Cak Sol juga dikenal merakyat selama bergabung JP. Bergaul dengan siapa saja. Tidak pilih pilih.
“Aku sama Gozali silahturahmi ke rumah Cak Sol saat Lebaran 2023. Disuguhi minum kopi masing masing satu muk besar. Cek e nggak cepet moleh (agar nggak cepat pulang),“ kata Soerijadi, mantan karyawan divisi iklan JP.
“Sampai klempoken, “ tambah Gozali.
BERSAHABAT SELAMA 28 TAHUN
Mengenal Cak Sol sejak 1996, berarti kami berdua sudah berkawan selama 28 tahun. Selama itu kami berdua akur akur saja. Bahkan keluarga kami saling mengenal. Istri saya dan istri Cak Sol beberapa kali ngobrol. Bahkan saya mengikuti perkembangan putri putri Cak Sol mulai kecil hingga beranjak dewasa. Begitu pula sebaliknya, Cak Sol juga tahu anak anak penulis.

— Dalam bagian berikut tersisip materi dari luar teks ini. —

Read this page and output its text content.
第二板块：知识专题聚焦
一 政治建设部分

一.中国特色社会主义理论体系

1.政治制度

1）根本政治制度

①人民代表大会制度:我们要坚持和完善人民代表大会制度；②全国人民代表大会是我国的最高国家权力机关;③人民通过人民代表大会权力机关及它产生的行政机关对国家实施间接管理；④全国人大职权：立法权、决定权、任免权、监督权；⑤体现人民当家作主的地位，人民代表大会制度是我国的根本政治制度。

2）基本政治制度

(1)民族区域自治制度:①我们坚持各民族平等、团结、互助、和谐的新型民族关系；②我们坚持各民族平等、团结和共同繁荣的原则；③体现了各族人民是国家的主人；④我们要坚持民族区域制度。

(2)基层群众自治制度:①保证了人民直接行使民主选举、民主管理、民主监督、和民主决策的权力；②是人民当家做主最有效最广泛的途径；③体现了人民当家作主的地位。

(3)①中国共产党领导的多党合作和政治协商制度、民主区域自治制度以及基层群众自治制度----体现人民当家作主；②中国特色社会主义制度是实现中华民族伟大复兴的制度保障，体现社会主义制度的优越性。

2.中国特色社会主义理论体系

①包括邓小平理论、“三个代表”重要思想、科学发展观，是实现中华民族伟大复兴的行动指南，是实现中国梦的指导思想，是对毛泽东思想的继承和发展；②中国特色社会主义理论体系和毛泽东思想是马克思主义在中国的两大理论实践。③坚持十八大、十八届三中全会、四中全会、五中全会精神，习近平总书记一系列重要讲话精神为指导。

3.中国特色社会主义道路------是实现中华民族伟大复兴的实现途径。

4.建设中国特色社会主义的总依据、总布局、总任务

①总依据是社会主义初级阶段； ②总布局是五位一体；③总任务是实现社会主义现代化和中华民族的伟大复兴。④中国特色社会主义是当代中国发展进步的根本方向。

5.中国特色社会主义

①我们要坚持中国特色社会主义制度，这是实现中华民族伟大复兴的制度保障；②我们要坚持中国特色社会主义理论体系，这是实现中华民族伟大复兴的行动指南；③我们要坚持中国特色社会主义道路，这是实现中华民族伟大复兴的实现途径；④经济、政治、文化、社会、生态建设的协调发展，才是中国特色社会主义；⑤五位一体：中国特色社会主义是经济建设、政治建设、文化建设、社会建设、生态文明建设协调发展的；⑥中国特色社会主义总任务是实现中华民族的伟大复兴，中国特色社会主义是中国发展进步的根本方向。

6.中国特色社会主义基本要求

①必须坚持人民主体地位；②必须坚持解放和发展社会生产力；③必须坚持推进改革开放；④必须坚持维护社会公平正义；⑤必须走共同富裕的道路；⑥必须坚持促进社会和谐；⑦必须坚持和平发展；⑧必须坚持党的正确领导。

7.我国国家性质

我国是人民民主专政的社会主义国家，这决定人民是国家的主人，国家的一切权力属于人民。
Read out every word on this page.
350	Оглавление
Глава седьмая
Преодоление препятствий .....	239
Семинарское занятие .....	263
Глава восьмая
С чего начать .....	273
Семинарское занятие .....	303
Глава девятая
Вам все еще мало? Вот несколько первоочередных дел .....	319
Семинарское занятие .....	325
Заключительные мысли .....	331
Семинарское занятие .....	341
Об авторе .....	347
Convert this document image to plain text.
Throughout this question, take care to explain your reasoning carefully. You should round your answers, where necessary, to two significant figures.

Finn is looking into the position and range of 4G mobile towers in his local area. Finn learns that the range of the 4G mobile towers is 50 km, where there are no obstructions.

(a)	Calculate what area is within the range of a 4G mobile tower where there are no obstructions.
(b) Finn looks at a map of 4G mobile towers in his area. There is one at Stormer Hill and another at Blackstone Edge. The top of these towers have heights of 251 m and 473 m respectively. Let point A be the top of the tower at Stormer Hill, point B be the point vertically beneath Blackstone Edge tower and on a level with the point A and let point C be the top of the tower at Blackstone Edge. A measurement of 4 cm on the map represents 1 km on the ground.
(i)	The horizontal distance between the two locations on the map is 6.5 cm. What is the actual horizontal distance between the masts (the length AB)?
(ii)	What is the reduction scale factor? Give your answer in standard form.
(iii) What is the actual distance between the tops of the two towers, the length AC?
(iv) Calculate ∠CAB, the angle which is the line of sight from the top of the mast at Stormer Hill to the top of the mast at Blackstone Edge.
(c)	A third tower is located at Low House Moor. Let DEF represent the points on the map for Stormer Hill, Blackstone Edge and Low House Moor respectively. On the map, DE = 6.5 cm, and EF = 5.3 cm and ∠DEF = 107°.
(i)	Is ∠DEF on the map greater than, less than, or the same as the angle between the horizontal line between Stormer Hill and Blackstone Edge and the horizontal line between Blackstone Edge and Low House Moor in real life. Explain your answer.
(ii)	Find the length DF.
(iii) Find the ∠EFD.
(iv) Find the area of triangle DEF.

Akhirnya Cak Sol menghadap Illahi duluan pada Ahad, 2 Juni 2024. Insya Allah husnul khatimah.
Kami, rekan, sahabat sampeyan juga akan menyusul. Menunggu giliran. Karena kematian itu pasti. Moga kami nanti ditemukan kembali dengan sampeyan oleh pemilik bumi dan langit di jannah-NYA. Aamiin… (*).